April 28, 1998 - Theologian Martin Marty, director of the Public Religion Project at the University of Chicago School of Divinity, addresses the Minnesota Meeting. Marty’s speech was titled, "Religion in America: Should we Bring Religion Out of the Shadows and into Public Life?" Speech is followed by a question and answer period. Minnesota Meeting is a non-profit corporation which hosts a wide range of public speakers. It is managed by the Hubert H. Humphrey Institute of Public Affairs at the University of Minnesota.
June 1, 1998 - The Church of St. Louis, King of France (aka “The Little French Church”) in downtown St. Paul introduces its brand new pipe organ. The organ is the centerpiece of a campaign to renovate the church, which was designed by French architect Emmanuel Louis Masqueray in 1909. The architect also designed the St. Paul Cathedral and the Basilica of St. Mary in Minneapolis, but Masqueray called the Church of St. Louis his 'little gem'...and church officials say the new organ will be its crowning jewel.
August 4, 1998 - Susan Stamberg report on Miep Gies, a Dutch woman who hid Anne Frank and her family from the Nazis for 25 months before they were discovered on August 4, 1944. Gies was the woman who preserved Anne Frank's diary. Report is followed by Dan Olson interviewing Lucy Smith, a Holocaust survivor.

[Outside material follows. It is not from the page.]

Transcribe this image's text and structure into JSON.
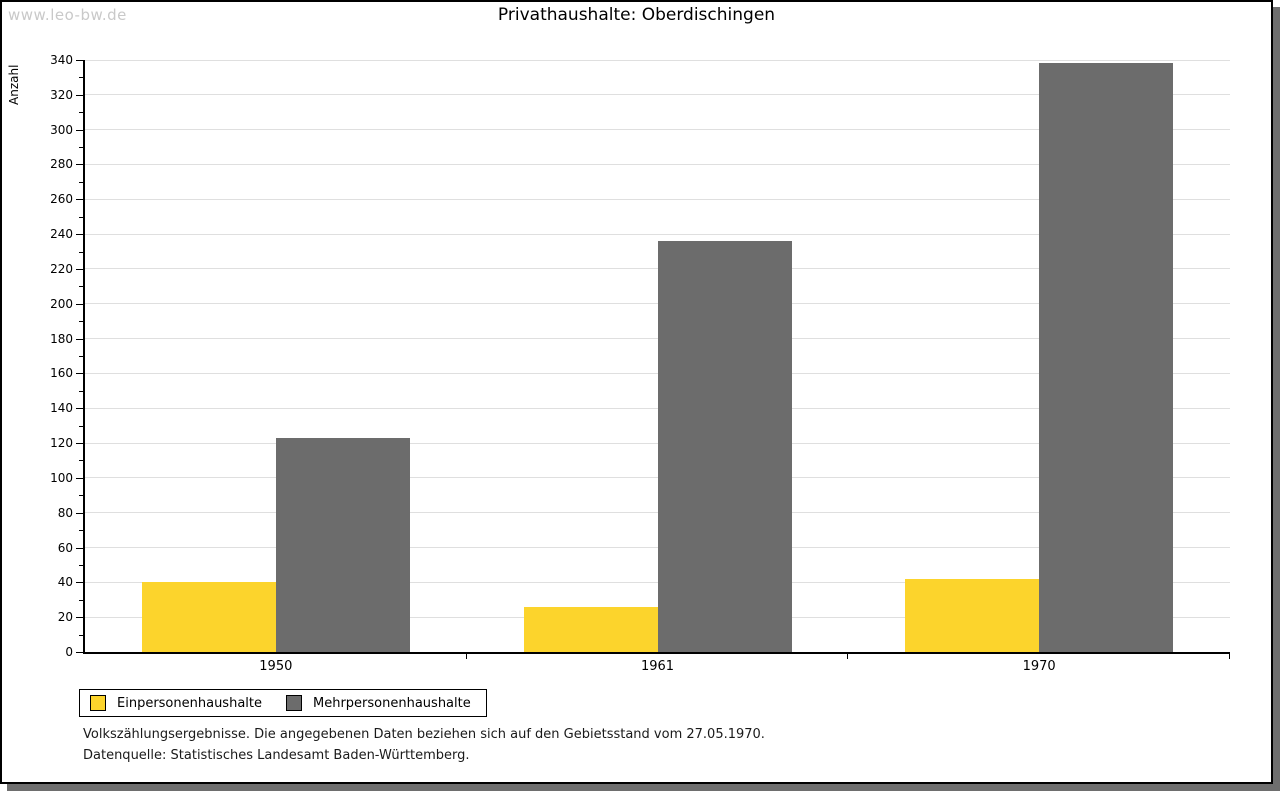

November 26, 1998 - Cuomo, former New York governor, speaking at Adath Jeshurun Congregation in Minnetonka about community involvement. After speech, program presents a report from MPR’s John Rabe on Eric Sevareid, CBS journalist and commentator on CBS Evening News. Sevareid was a North Dakota native and went to University of Minnesota. Program closes out with various individuals “giving thanks” for Thanksgiving.